What is required for a drug to move through the body?
A) Selectivity and effectiveness
B) Ability to cross membranes
C) Development of an electric charge
D) A transporter protein

Back 61

B
In order to move through the body drugs must cross membranes. They cross membranes to enter the bloodstream, to exit the bloodstream and reach the site of action, and to undergo metabolism and excretion. Selectivity and effectiveness are not related to drug movement. Development of an electric charge (ionization) decreases a drug's ability to be absorbed. Transporter proteins are not required for drugs to move through the body.

Front 62

The nurse is preparing to give a medication for pain. The drug label states that it is "lipid soluble." What would be the nurse's expectation about how easily this drug could pass through a cell membrane?
A) Slowly
B) Rapidly
C) Unpredictably
D) Variably

Back 62

B
Cell membranes are composed of lipids; therefore, a lipid-soluble drug passes through quickly.
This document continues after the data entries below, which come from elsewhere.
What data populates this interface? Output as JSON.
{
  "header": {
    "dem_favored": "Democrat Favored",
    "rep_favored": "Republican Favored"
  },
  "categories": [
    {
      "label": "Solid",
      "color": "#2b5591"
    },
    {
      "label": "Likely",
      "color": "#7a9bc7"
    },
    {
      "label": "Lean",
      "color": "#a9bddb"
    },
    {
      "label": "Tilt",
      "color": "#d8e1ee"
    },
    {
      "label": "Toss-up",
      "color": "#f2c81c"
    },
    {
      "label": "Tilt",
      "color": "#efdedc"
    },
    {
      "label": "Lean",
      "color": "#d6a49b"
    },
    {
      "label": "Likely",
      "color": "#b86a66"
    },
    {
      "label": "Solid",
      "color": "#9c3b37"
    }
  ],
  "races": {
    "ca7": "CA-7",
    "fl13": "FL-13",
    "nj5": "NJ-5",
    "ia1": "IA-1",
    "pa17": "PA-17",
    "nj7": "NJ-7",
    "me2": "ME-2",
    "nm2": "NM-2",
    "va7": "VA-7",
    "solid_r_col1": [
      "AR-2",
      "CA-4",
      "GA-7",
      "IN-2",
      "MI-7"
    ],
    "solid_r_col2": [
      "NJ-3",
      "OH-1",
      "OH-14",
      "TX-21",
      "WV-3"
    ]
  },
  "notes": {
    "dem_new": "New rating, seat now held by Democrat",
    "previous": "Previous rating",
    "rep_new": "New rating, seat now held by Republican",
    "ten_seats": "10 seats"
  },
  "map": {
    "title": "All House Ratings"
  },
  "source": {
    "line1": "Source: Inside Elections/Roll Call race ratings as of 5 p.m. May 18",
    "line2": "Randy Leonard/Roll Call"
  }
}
A water-soluble drug passes through more slowly.

Front 63

Which is the most common way for drugs to cross cell membranes?
A) Direct penetration
B) Through channels and pores
C) Through transport systems
D) Bound to albumin

Back 63

A

Cell membranes are composed of lipids; therefore, a lipid-soluble drug passes through quickly. A water-soluble drug passes through more slowly.

Front 64

Which factor does NOT improve the rate of drug absorption?
A) Ability to dissolve readily
B) Large surface area
C) Rapid blood flow
D) Ionization

Back 64

D

When drugs become ionized they take on an electrical charge, which decreases their ability to cross membranes. The remaining processes improve absorption.

Front 65

What is the minimum amount of time over which an IV drug should be injected in order to minimize risk?
A) 10 seconds
B) 30 seconds
C) 60 seconds
D) 30 minutes

Back 65

C


IV drugs should be injected over at least 1 minute or more because all of the blood in the body is circulated about once every minute. This allows the drug to be diluted in the largest volume of blood possible.